In a synthetic copy task, the prior recovers the known structure: attend to the first token and the previous/periodic token. That is a nice sanity check that the prior is learning structure, not just adding noise.
I like the separation here: content matching and positional defaults should not be the same thing. The scale is still small, but the idea is clean.
🎨 V-GRPO
What’s new
V-GRPO brings GRPO-style online reward optimization to diffusion and rectified-flow image models without treating every denoising step as an MDP action.
How it works
The generated image is treated as the action. Exact likelihood is intractable, so V-GRPO uses a Monte Carlo ELBO-style denoising loss as a log-probability surrogate.
Group-normalized rewards provide the GRPO advantage, while the surrogate loss gives the importance ratio.
The method only works because variance is controlled aggressively: shared timestep/noise samples within a prompt group, stratified timestep sampling, adaptive loss weighting, clipping, optional KL, and advantage soft-clipping.
Reward-tuning image models becomes more sample-efficient without optimizing every denoising transition as its own RL step.
Results
V-GRPO improves reward-tuning efficiency more than it changes the final image-model story. It reaches comparable or better preference-model scores with much less optimization work.
The method is not uniformly better on every metric; prompt-following style benchmarks can still trade off against aesthetic/preference rewards.
The ablations are the real result: the variance tricks turn a noisy ELBO surrogate into something stable enough for online RL.
🗣️ KAME
What’s new
KAME combines a low-latency direct speech-to-speech front end with a slower text LLM backend. The front end starts speaking immediately; the backend supplies knowledge while generation is already happening.
How it works
KAME adds an oracle stream to Moshi-style input audio, output audio, and inner-monologue streams.
Streaming STT sends partial transcripts to a backend LLM every ~100-500ms. The newest LLM response overrides older hints and is injected as oracle tokens into the S2S model.
Training uses simulated oracle augmentation, as more of the user utterance becomes available, oracle hints move from vague to ground-truth-like. Random timing jitter teaches the front end to handle delayed hints.
Voice agents do not have to choose between instant but dumb direct S2S and slow but smarter cascades.
Results
KAME moves Moshi-like speech-to-speech from toy answer quality toward cascade quality while keeping near-zero response latency.

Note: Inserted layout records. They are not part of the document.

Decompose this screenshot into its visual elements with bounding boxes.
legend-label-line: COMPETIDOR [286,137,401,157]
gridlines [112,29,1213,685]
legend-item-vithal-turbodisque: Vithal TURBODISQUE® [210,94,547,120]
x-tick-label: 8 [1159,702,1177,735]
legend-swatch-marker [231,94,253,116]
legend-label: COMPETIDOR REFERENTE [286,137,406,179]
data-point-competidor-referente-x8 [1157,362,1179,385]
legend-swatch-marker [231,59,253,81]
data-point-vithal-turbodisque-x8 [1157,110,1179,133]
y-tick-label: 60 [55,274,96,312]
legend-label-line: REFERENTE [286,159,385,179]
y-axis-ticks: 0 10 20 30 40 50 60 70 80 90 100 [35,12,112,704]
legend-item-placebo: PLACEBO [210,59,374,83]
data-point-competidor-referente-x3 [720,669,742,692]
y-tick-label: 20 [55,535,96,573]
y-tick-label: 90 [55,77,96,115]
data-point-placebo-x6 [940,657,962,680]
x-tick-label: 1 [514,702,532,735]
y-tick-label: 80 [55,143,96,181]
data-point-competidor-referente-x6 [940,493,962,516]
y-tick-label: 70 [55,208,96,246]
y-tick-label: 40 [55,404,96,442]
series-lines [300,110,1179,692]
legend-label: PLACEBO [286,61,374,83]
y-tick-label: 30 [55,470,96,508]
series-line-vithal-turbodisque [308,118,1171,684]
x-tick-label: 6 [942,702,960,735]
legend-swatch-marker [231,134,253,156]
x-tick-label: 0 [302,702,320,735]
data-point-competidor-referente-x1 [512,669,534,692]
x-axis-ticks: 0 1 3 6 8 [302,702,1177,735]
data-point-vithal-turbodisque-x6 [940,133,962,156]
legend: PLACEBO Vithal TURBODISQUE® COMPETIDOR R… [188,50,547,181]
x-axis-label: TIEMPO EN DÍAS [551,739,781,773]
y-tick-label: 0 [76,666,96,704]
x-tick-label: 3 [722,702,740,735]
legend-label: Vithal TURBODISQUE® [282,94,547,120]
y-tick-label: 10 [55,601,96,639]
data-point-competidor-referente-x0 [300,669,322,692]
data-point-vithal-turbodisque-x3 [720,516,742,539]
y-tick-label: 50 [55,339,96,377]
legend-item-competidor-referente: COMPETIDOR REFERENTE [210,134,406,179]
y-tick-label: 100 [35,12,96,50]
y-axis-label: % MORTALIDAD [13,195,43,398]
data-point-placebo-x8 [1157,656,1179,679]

The cascade still wins on answer quality, but pays about two seconds of latency. KAME keeps the interruption-friendly feel of direct S2S.
The backend oracle alone is almost as good as the cascade, so the bottleneck is not the LLM. The hard part is timing: start too early and the spoken answer commits before enough information has arrived.
This is probably the right shape for voice agents. Start fast, use the text LLM as it arrives, and learn when to wait.
🧑💻 Open Source
LocalVQE 1.3M parameter GGML/PyTorch model for real-time acoustic echo cancellation, noise removal, and dereverberation at 16 kHz, running causal streaming with 16 ms latency and about 9.6x realtime on Zen4 CPU.
Recursive Language Models MIT-licensed inference library that lets LMs inspect giant prompts through a sandbox/REPL and recursively call themselves over subproblems.
Warp Warp’s terminal/agentic development environment is now open source, mostly Rust, with AGPL/MIT split licensing and support for built-in or external coding agents.
vibevoice.cpp / LocalAI VibeVoice backend LocalAI PR adding a C++/ggml VibeVoice backend for local voice workflows across CPU/GPU backends.
That is it for this issue. Hope you enjoyed it!